On Tuesday his pain was excruciating and he was having difficulty walking. In desperation we wrote a letter to the doctor asking if he could help Alex get scheduled for a procedure within a day or two after his consultation. He just felt like he couldn’t bear to wait until the first of June to get some relief.
Yesterday morning the clinic’s scheduler called and said the doctor would meet with Alex at 4:45 and they would get him in for the procedure this morning at 6:45. I cried with relief and gratitude.
I think the fact that the doctor has been treating Alex for a long time worked in his favor. He knows my husband isn’t a wimp or a whiner. When Alex says the pain is unbearable, he isn’t exaggerating.
Here’s what I learned – by faxing the message directly to the doctor, we were able to side-step the scheduling staff. I’m not being critical. Their job must be very stressful. Everyone who calls is in pain and wants immediate relief.
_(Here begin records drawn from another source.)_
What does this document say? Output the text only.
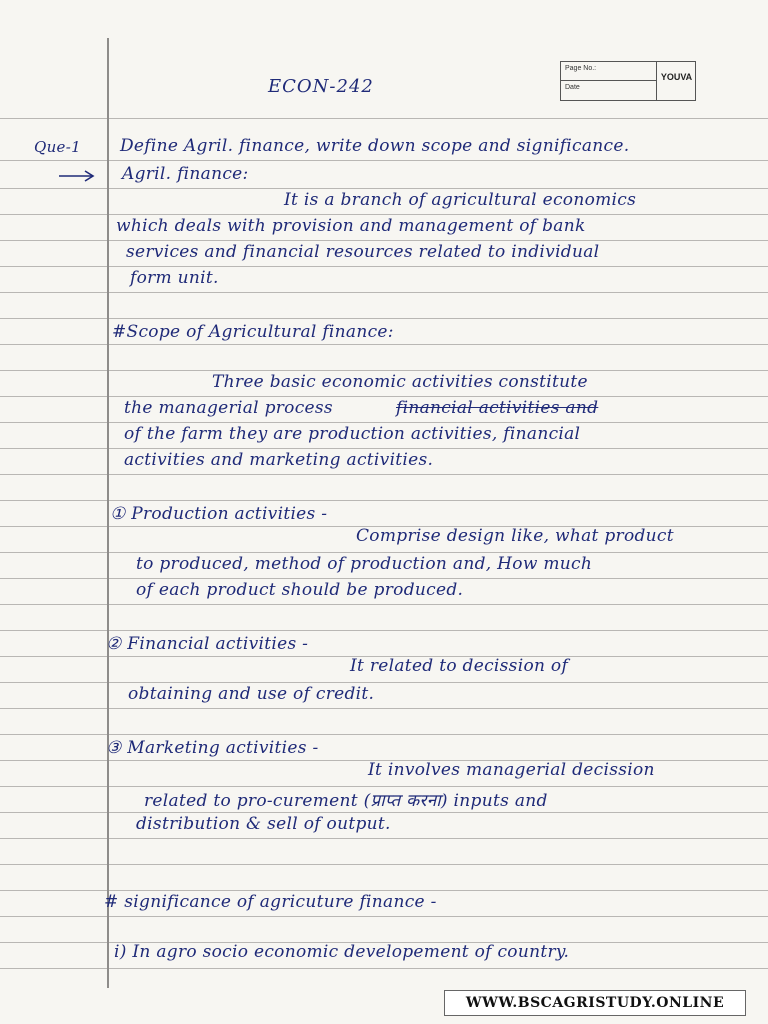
ECON-242
Page No.:
Date
YOUVA
Que-1 Define Agril. finance, write down scope and significance.
Agril. finance:
It is a branch of agricultural economics
which deals with provision and management of bank
services and financial resources related to individual
form unit.
#Scope of Agricultural finance:
Three basic economic activities constitute
the managerial process	financial activities and
of the farm they are production activities, financial
activities and marketing activities.
① Production activities -
Comprise design like, what product
to produced, method of production and, How much
of each product should be produced.
② Financial activities -
It related to decission of
obtaining and use of credit.
③ Marketing activities -
It involves managerial decission
related to pro-curement (प्राप्त करना) inputs and
distribution & sell of output.
# significance of agricuture finance -
i) In agro socio economic developement of country.
WWW.BSCAGRISTUDY.ONLINE
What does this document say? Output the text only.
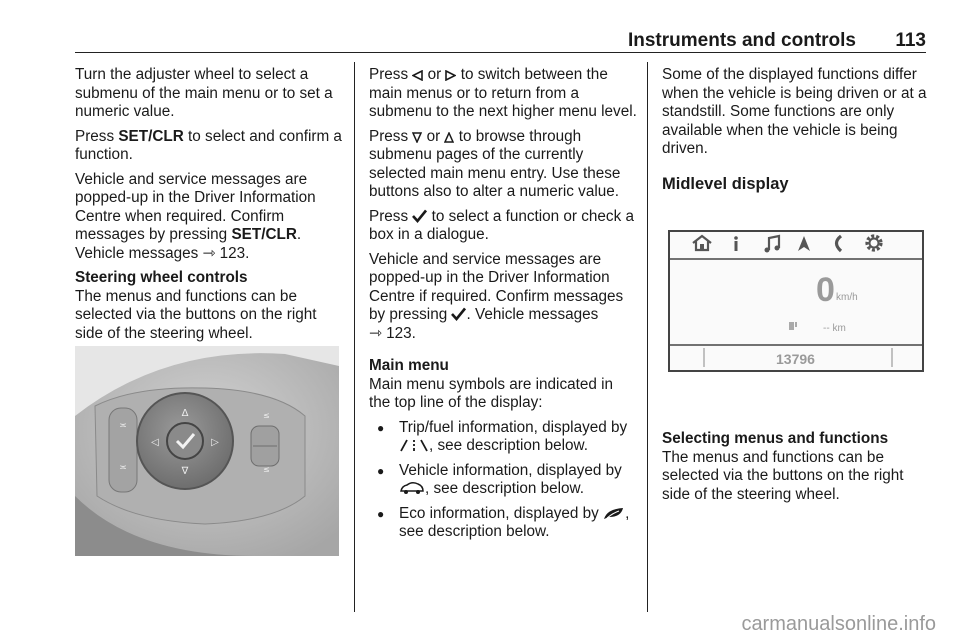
Instruments and controls 113

Turn the adjuster wheel to select a submenu of the main menu or to set a numeric value.

Press SET/CLR to select and confirm a function.

Vehicle and service messages are popped-up in the Driver Information Centre when required. Confirm messages by pressing SET/CLR.
Vehicle messages ⇾ 123.

Steering wheel controls

The menus and functions can be selected via the buttons on the right side of the steering wheel.

≍
≍
Δ
∇
◁	▷
≤
≤

Press  or  to switch between the main menus or to return from a submenu to the next higher menu level.

Press  or  to browse through submenu pages of the currently selected main menu entry. Use these buttons also to alter a numeric value.

Press  to select a function or check a box in a dialogue.

Vehicle and service messages are popped-up in the Driver Information Centre if required. Confirm messages by pressing . Vehicle messages
⇾ 123.

Main menu

Main menu symbols are indicated in the top line of the display:

● Trip/fuel information, displayed by , see description below.
● Vehicle information, displayed by , see description below.
● Eco information, displayed by , see description below.

Some of the displayed functions differ when the vehicle is being driven or at a standstill. Some functions are only available when the vehicle is being driven.

Midlevel display

0 km/h
-- km
13796

Selecting menus and functions

The menus and functions can be selected via the buttons on the right side of the steering wheel.

carmanualsonline.info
I suspect after a while they get desensitized.
At any rate, sending a fax directly to the doctor is a strategy I am putting into my permanent memory file. When you are truly in a desperate situation, it’s reassuring to know that when a letter lands on a doctor’s desk that he’ll take the time to read it.
Today I’m feeling grateful that Dr. Anderson felt enough compassion for Alex that he was willing to rearrange whatever he had scheduled for this morning to do this procedure. We know this won’t be a cure. It’s a temporary fix, but a little calm on this stormy sea of pain will be a welcome relief.